Muchos de nosotros tendemos a pensar que la toma de decisiones es un proceso en el que dos mecanismos separados y opuestos están comprometidos en una lucha crítica por tomar un decisión.
El mecanismo emocional e impulsivo dentro de nosotros al final elige algo malo, mientras que el mecanismo racional e intelectual que también llevamos dentro de nosotros lenta y laboriosamente nos lleva finalmente a tomar la decisión correcta.
Esta idea, que también fue compartida por muchos científicos hasta hace unas décadas, es simplista y equivocada por el simple hecho que nuestros mecanismos emocionales e intelectuales trabajan juntos y se apoyan mutuamente. En ocasiones están ligados de tal forma que es imposible separarlos.
El valor de la emoción y de la intuición en la toma de decisiones
En muchos casos, una decisión basada en la emoción o intuición puede ser mucho más eficiente y de hecho mejor, que llegar a una decisión tras un análisis exhaustivo y riguroso de todos los posibles resultados e implicaciones netamente racionales.
Un estudio realizado en la Universidad de California en Santa Bárbara demostró que en situaciones de enojo moderado nuestra capacidad de distinguir entre afirmaciones relevantes e irrelevantes se acentúa en cuestiones controvertidas.
Otro estudio revela que nuestra inclinación al enfado crece en situaciones en las que podemos beneficiarnos de la ira. En otras palabras, hay lógica en la emoción y a menudo emoción en la lógica.

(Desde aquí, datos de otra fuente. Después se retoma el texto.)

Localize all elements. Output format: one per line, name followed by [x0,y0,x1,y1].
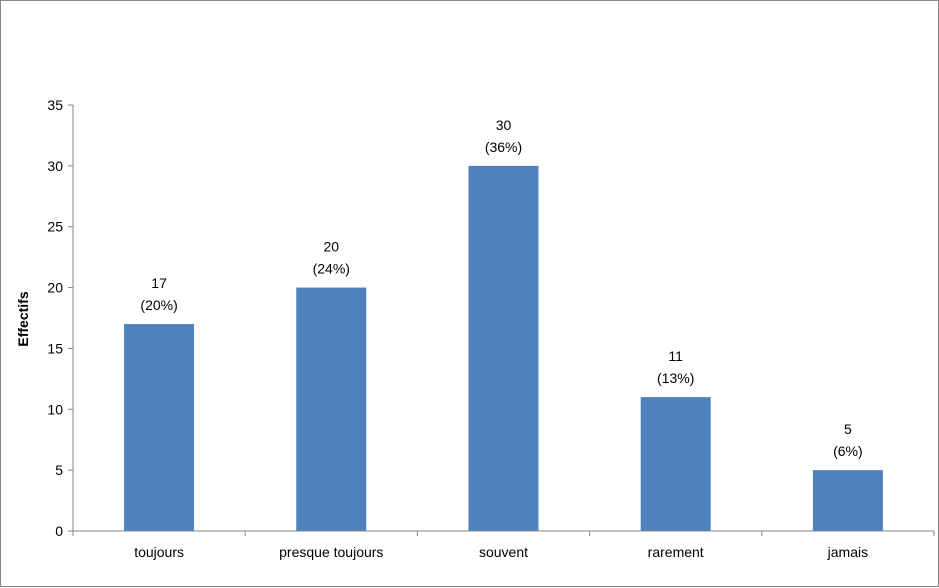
data-label-percent: (24%) [313,261,350,277]
y-axis-title: Effectifs [15,291,31,346]
data-label-percent: (36%) [485,139,522,155]
data-label-count: 30 [496,117,512,133]
x-category-label: rarement [648,544,704,560]
x-category-label: souvent [479,544,528,560]
y-tick-label: 15 [47,340,63,356]
x-category-label: presque toujours [279,544,383,560]
category-labels: toujours presque toujours souvent rarement j… [72,531,935,560]
y-tick-label: 10 [47,401,63,417]
bar [296,287,367,531]
x-category-label: jamais [827,544,868,560]
data-label-percent: (6%) [833,443,863,459]
data-label-percent: (13%) [657,370,694,386]
y-axis-ticks: 0 5 10 15 20 25 30 35 [47,97,73,539]
data-label-count: 17 [151,275,167,291]
bar [640,397,711,531]
data-label-count: 20 [324,239,340,255]
y-tick-label: 20 [47,280,63,296]
bar [124,324,195,531]
data-label-count: 5 [844,421,852,437]
data-label-percent: (20%) [140,297,177,313]
bars [124,165,883,531]
y-tick-label: 25 [47,219,63,235]
y-tick-label: 0 [55,523,63,539]
y-tick-label: 30 [47,158,63,174]
data-labels: 17 (20%) 20 (24%) 30 (36%) 11 (13%) 5 (6%) [140,117,862,459]
y-tick-label: 5 [55,462,63,478]
bar [812,470,883,531]
y-tick-label: 35 [47,97,63,113]
x-category-label: toujours [134,544,184,560]
data-label-count: 11 [668,348,683,364]
bar [468,165,539,531]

La necesidad de tomar decisiones, a veces tan difíciles como la que atormentaba a Hamlet y que Shakespeare inmortalizó en su conocido monólogo, no es patrimonio exclusivo de la razón pura.
La asignación de significado afectivo a un estímulo determinado puede tener lugar sin que seamos conscientes de ello. Es decir que, aunque muchas veces nos percatemos de nuestras emociones, no son pocos los casos en que nos pasan desapercibidas.
Más aún, es posible que el eslabón siguiente, la producción de reacciones corporales al contenido emocional, también se produzca sin que tengamos conciencia de él.
En esto existe una gran variabilidad que no sólo se debe a factores genéticos, sino también a la atención que el cuerpo y sus sensaciones hayan recibido durante la infancia y la adolescencia.
Vida consciente alejada del cuerpo y las emociones
Aunque parezca sorprendente, vivimos en una sociedad en la que el cuerpo interno o visceral no recibe demasiada atención y es habitual encontrar personas en las que su vida consciente acaece en una esfera bastante alejada del cuerpo y de sus vivencias.
Es frecuente encontrar una verdadera desconexión y en casos extremos una auténtica disociación entre las vivencias psíquicas y las sensaciones corporales.
La nueva frontera del conocimiento sobre las emociones está modificando toda nuestra visión sobre la relación entre el pensamiento y el mundo afectivo del ser humano. Y estamos comprendiendo cada vez más que toda nuestra vida se haya gobernada por el timonel misterioso e inquietante de nuestros más profundos sentimientos.
Aprender a escucharnos a nosotros mismos, a dar espacio a nuestro mundo emocional es un paso necesario para no perder el contacto con la realidad.